The authentic South is all about family, faith, and tradition. We place a lot of importance on good food, personal touches, and beautiful settings. This is how we show our love to those we share our lives with. Since weddings are such important occasions, we go all out with the details! I’m glad the rest of the country is finally catching on to how great we are at planning memorable weddings, not only for the couple but for the guests as well!


Jean Says:
February 16th, 2014 at 8:27 am

As someone now retired from a long career as a wedding planner, I hope prospective brides and grooms will not concern themselves with what’s trendy and simply plan a wedding that suits them. Most things I have seen being called new and trendy (for example, family-style dinner service) are things I was doing 15 or 20 years ago.


Leanna Says:
February 16th, 2014 at 11:34 am

Men bring served first. Psst. Children should always be served first, then the oldest female, and then everyone can served themselves.


Leslie Macchiarella Says:
February 16th, 2014 at 3:48 pm

Such wonderful ideas! I love the family feast tradition and can just picture the long tables with honeysuckle and hydrangeas — and regional signature drinks, gifting a homemade jar of jam. I can picture it all! :)


Amy Says:
February 16th, 2014 at 7:38 pm

I wonder why Daria is convinced this is only for the white bride? I actually skimmed back through it looking for such biased verbage. Was it the trend towards sofas, old fashioned calligraphy or lace that offended you with such obvious prejudice? It never ceases to amaze me how some people are hung up on subjectively feeling inclusive, when nothing intimates exclusivity. We’re a country founded on oppression & comments like that only further the trend of prejudice… the preconceived opinion that is not based on reason. Daria, if you’re looking for stereotypical trends, maybe try a less inclusive site that doesn’t cater to all southern girls.


Susan Says:
February 17th, 2014 at 8:04 am

Don’t race bait Daria. Do recipes have a race? Can Lush flowers only be used by whites? Yep, a jamming band is certainly a “white thing” only. We can’t forget how racist those pies can be also.

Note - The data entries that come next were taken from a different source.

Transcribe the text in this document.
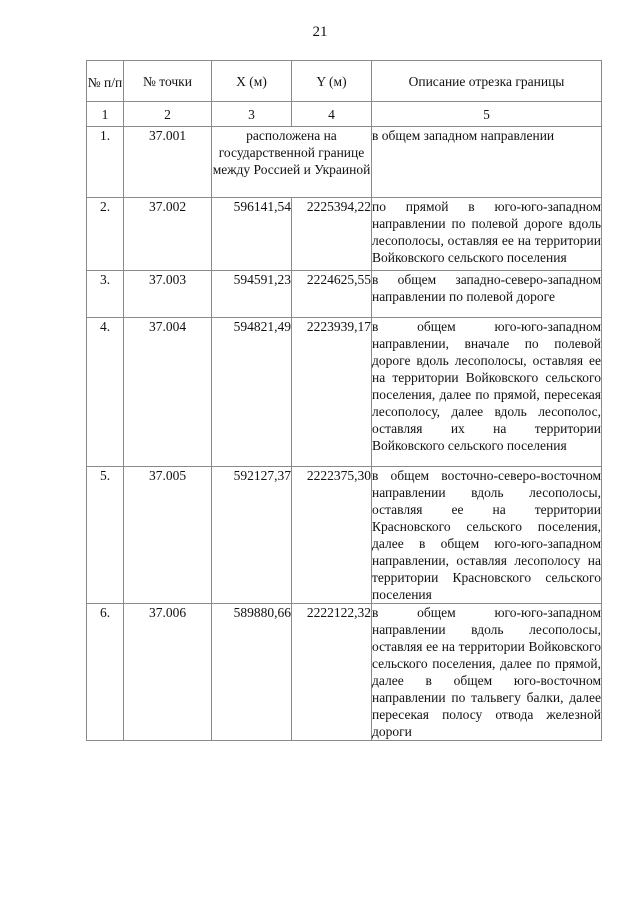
21
№ п/п	№ точки	X (м)	Y (м)	Описание отрезка границы
1	2	3	4	5
1.	37.001	расположена на государственной границе между Россией и Украиной		в общем западном направлении
2.	37.002	596141,54	2225394,22	по прямой в юго-юго-западном направлении по полевой дороге вдоль лесополосы, оставляя ее на территории Войковского сельского поселения
3.	37.003	594591,23	2224625,55	в общем западно-северо-западном направлении по полевой дороге
4.	37.004	594821,49	2223939,17	в общем юго-юго-западном направлении, вначале по полевой дороге вдоль лесополосы, оставляя ее на территории Войковского сельского поселения, далее по прямой, пересекая лесополосу, далее вдоль лесополос, оставляя их на территории Войковского сельского поселения
5.	37.005	592127,37	2222375,30	в общем восточно-северо-восточном направлении вдоль лесополосы, оставляя ее на территории Красновского сельского поселения, далее в общем юго-юго-западном направлении, оставляя лесополосу на территории Красновского сельского поселения
6.	37.006	589880,66	2222122,32	в общем юго-юго-западном направлении вдоль лесополосы, оставляя ее на территории Войковского сельского поселения, далее по прямой, далее в общем юго-восточном направлении по тальвегу балки, далее пересекая полосу отвода железной дороги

Not one of the 14 points in this article are for a particular race why are you trying to make this about race?


Imniah Says:
February 17th, 2014 at 10:12 am

@ DARIA NEAL!

I CONCUR! Too often mainstream media and other outlets are so focused on themselves that the fail to include a MULTITUDE of other cultures and ethnicities. It’s REALLY UNBECOMING and myopic-minded in its’ presentation.


Nanni Says:
April 12th, 2014 at 8:51 pm

Maybe Daria’s comment could have been put more politely, but it is true that this was written non-inclusive of people of color. Everyone complaining at Daria’s comment: Learn to accept it for what it is rather than being defensive, which isn’t changing anything in the article. It is what it is. Don’t need to get all angry either…just take the comment to gain awareness and mindfulness of people other than yourselves in future readings or situations. Don’t start shutting them down like they don’t matter.